1) As soon as children can count, introduce them to money. Take an active role because repetition and observing others are the two methods they learn by.

2) Communicate with children, as they grow, about your values concerning money and how to save it, make it grow, and most importantly how to spend it wisely.

3) Helping children also learn the difference between needs, wants and wishes. This will prepare them for making good spending decisions in the future.

4) Setting goals is a fundamental concept to help young people learn the value of money and also how to save. People, young or old, rarely hit targets they don’t have. Nearly every toy or other item children ask their parents to get for them can become the object of a goal setting session. A benefit of saving to achieve the goal is an important aspect and provides built-in motivation. Goal setting for good grades, toys or savings, helps children learn to become responsible for their own futures.

5) Indoctrinate your children to accumulation (or savings) instead of spending ( or consumption). Explain and demonstrate the concept of earning interest income on savings. Consider paying interest on money saved at home. Have children help calculate the interest so they can learn and see how fast money accumulates through the magic power of compound interest.

Later on, they will also realize that the quickest way to a good credit rating is a history of regular successful savings. Some parents offer to match what children save on their own. “It is a time tested way to get them started,” says Kiplinger’s Personal Finance Magazine. I read of one couple who had their children pay one-half the cost of all their playthings over the years. They handed it back to them with interest at their children’s college graduation. It averaged over $2,000.

6) When giving children an allowance or income, give the money in denominations that encourages saving. For example if the amount is $5, give out five $1 bills and encourage at least one be set aside in savings. (Just saving $5 a-week at six percent interest compounded quarterly will total about $266 in a-year, $1,503 in five years and $3,527 in ten years.)

7) Introduce U. S. Savings Bonds to children. Take them to the bank when you make the purchase. Bonds are still a good value, cost one half the face value, earn interest and in some instances, will be tax-free if. used for a college education. Perhaps more importantly, when given as a gift, they will not be immediately spent – and this will reinforce savings and goal setting lessons.

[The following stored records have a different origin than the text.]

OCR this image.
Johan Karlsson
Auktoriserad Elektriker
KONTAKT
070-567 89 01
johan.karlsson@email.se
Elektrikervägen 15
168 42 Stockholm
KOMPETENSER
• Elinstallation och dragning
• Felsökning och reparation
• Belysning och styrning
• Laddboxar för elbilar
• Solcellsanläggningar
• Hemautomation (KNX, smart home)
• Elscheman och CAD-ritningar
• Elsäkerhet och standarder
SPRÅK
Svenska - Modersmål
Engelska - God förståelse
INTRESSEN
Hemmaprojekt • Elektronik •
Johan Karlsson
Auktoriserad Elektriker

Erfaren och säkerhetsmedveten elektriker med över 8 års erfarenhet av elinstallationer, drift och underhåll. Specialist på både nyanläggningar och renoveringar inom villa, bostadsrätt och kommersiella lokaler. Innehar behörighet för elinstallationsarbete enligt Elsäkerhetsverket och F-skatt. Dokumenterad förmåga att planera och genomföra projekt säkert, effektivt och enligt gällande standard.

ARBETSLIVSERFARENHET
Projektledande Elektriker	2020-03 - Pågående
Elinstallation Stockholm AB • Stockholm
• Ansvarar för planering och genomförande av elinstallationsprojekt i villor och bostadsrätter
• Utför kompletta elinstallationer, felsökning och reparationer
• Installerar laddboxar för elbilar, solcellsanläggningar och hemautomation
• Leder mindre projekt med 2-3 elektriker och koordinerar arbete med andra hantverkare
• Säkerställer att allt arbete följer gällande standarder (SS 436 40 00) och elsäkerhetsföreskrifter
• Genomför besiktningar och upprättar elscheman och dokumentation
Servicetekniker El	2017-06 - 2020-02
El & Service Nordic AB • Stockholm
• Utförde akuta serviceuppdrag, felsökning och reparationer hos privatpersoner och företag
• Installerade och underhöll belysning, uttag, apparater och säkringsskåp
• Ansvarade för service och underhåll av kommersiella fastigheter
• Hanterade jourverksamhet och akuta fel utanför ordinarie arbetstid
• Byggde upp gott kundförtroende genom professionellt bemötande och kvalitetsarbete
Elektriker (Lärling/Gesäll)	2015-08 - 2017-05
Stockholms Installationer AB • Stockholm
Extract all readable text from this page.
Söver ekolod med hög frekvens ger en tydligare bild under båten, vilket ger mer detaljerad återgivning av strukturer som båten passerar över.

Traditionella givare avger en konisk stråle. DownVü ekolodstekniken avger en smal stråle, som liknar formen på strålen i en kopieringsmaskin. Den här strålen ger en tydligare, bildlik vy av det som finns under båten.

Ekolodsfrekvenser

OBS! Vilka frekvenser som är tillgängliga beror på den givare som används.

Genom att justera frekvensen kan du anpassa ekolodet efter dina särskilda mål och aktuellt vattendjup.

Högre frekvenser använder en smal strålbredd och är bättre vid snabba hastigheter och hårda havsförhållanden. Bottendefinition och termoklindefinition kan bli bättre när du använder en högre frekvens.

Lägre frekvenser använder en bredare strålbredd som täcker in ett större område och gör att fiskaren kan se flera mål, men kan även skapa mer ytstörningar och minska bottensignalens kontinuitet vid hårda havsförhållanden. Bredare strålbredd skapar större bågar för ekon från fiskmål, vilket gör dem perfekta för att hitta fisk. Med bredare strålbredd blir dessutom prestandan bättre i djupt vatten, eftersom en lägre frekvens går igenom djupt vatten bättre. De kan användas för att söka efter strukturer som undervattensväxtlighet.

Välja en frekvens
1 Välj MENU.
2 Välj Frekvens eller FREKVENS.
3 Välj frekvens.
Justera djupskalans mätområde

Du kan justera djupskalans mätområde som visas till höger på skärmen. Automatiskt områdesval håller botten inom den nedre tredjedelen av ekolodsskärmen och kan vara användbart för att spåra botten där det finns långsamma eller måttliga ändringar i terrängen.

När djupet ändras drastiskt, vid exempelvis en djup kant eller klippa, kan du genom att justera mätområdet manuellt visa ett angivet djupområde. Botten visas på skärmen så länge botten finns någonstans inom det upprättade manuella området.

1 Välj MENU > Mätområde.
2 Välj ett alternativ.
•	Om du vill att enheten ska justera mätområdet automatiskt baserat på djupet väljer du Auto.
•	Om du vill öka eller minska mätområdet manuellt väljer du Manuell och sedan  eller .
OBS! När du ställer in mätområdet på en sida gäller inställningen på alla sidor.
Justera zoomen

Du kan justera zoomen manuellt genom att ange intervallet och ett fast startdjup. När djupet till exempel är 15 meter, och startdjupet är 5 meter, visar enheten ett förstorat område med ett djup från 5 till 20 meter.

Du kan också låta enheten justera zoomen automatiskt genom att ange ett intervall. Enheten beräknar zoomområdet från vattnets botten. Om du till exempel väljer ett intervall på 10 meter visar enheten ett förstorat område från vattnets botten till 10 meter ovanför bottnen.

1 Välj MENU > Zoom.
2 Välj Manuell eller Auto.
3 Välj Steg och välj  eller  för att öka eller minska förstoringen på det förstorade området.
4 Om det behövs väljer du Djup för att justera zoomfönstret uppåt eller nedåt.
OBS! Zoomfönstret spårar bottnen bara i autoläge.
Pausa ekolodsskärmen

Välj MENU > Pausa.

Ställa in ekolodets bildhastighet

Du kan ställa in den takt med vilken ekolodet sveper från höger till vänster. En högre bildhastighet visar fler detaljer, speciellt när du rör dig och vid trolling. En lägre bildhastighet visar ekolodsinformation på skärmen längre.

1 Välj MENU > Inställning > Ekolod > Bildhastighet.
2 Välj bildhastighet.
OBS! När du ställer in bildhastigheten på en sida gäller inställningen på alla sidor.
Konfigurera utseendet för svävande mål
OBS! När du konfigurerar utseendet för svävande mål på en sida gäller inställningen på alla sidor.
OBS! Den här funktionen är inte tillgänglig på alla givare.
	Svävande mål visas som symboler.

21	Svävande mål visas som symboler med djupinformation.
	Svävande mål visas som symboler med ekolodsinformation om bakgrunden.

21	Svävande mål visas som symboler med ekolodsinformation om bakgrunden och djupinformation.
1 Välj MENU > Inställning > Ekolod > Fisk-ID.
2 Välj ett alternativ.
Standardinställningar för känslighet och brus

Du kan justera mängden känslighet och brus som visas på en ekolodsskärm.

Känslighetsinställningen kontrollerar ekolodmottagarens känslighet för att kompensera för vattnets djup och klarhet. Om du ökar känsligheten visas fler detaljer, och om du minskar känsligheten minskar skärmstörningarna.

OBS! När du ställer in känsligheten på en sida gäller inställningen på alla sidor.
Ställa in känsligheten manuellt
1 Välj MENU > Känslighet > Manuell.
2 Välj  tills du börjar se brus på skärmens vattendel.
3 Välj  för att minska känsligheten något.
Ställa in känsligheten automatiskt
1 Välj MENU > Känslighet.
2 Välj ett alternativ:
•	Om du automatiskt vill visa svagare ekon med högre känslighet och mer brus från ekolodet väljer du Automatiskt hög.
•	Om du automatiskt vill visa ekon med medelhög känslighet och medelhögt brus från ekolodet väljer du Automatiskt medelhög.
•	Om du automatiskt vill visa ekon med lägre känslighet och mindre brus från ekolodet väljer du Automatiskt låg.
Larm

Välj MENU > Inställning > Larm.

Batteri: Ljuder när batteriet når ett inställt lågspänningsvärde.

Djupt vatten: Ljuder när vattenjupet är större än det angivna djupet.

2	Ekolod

8) Take the youngsters with you to a credit union (or a bank) when you open their savings accounts. Beginning the regular savings habit early is one of the keys to savings success. Don’t refuse them when they want to withdraw from savings for a purchase or you’ll risk discouraging savings all together.

9) Keeping good records of money saved, invested or spent is another primary skill young people must learn. To make it easy, use 12 #10 size envelopes, one for each month and a larger envelope for the year. Establish this system for each child. Encourage children to keep receipts from all of purchases and then make notes.